Palavras-chave: Provas criminais. Crimes sexuais. Fragilidade da condenação. Palavra da vítima.
ABSTRACT: This article discussed the possibility of conviction based only on the victim's word in crimes against sexual dignity. The main problem of the study is: can the accused in the context of a crime committed against sexual dignity be condemned exclusively on the basis of the victim's word?. In this way, matters of criminal law, criminal and constitutional procedure were addressed. The research technique used was bibliographic. Books, articles and jurisprudence were used in this study. It was concluded that, yes, it is possible to condemn the accused based on the victim's word, as long as it is in line with the other evidence, since this word has great relevance in the criminal process.
Keywords: Criminal evidence. Sex crimes. Fragility of condemnation. Victim's word.
Sumário: 1. Introdução. 2. Dos crimes contra a dignidade sexual. 3. A valoração da palavra da vítima nos crimes contra a dignidade sexual. 4. Síndrome da mulher de Potifar. 5. Do livre convencimento do juiz. 6. Meios de prova. 6.1 Da acareação. 6.2 Da prova pericial. 6.3 Da prova documental. 7. Entendimento dos Tribunais quando não há outro meio de prova senão a palavra da vítima. Considerações Finais. Referências Bibliográficas.
1. INTRODUÇÃO
Com o advento da Lei n. 12.015/2009, sobreveio inovações, alterações e revogações, sobretudo no tocante aos crimes contra a dignidade sexual.
O artigo 213 do CP dispõe que constranger alguém, mediante violência ou grave ameaça, a ter conjunção carnal ou a praticar ou permitir que com ele se pratique outro ato libidinoso, configura o crime de estupro.
Nota-se que a conduta de “constranger alguém” não se limitou apenas aos homens, se estendendo também às mulheres.
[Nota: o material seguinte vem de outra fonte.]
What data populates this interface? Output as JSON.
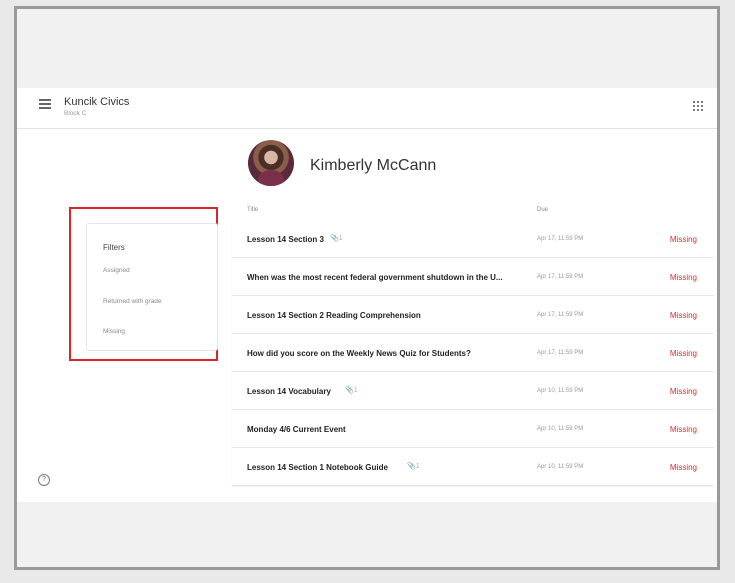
{
  "header": {
    "class_name": "Kuncik Civics",
    "section": "Block C",
    "menu_icon": "hamburger-menu-icon",
    "apps_icon": "apps-grid-icon"
  },
  "filters": {
    "title": "Filters",
    "items": [
      "Assigned",
      "Returned with grade",
      "Missing"
    ]
  },
  "student": {
    "name": "Kimberly McCann"
  },
  "columns": {
    "title": "Title",
    "due": "Due"
  },
  "assignments": [
    {
      "title": "Lesson 14 Section 3",
      "attachments": "1",
      "due": "Apr 17, 11:59 PM",
      "status": "Missing"
    },
    {
      "title": "When was the most recent federal government shutdown in the U...",
      "attachments": "",
      "due": "Apr 17, 11:59 PM",
      "status": "Missing"
    },
    {
      "title": "Lesson 14 Section 2 Reading Comprehension",
      "attachments": "",
      "due": "Apr 17, 11:59 PM",
      "status": "Missing"
    },
    {
      "title": "How did you score on the Weekly News Quiz for Students?",
      "attachments": "",
      "due": "Apr 17, 11:59 PM",
      "status": "Missing"
    },
    {
      "title": "Lesson 14 Vocabulary",
      "attachments": "1",
      "due": "Apr 10, 11:59 PM",
      "status": "Missing"
    },
    {
      "title": "Monday 4/6 Current Event",
      "attachments": "",
      "due": "Apr 10, 11:59 PM",
      "status": "Missing"
    },
    {
      "title": "Lesson 14 Section 1 Notebook Guide",
      "attachments": "1",
      "due": "Apr 10, 11:59 PM",
      "status": "Missing"
    }
  ],
  "colors": {
    "missing": "#d93025",
    "highlight_border": "#d8262c"
  },
  "help": {
    "icon": "help-icon",
    "glyph": "?"
  }
}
Ademais, a prática de atos libidinosos diferentes da conjunção carnal, que antes definia o crime de atentado violento ao pudor (art. 214 do Código Penal), fora revogado.
Desse modo, basta o agente (homem ou mulher) mediante violência ou grave ameaça, seja qual for o sexo, constranger outrem para a prática do ato libidinoso, incorrerá no crime de estupro.
Em relação ao estupro de vulnerável, previsto no art. 217-A, do Código Penal, o que se busca proteger é a dignidade da pessoa humana, uma vez que proíbe a prática de relação sexual ou atos libidinosos com menor de 14(quatorze) anos, ou com alguém que não tenha o necessário discernimento para o ato.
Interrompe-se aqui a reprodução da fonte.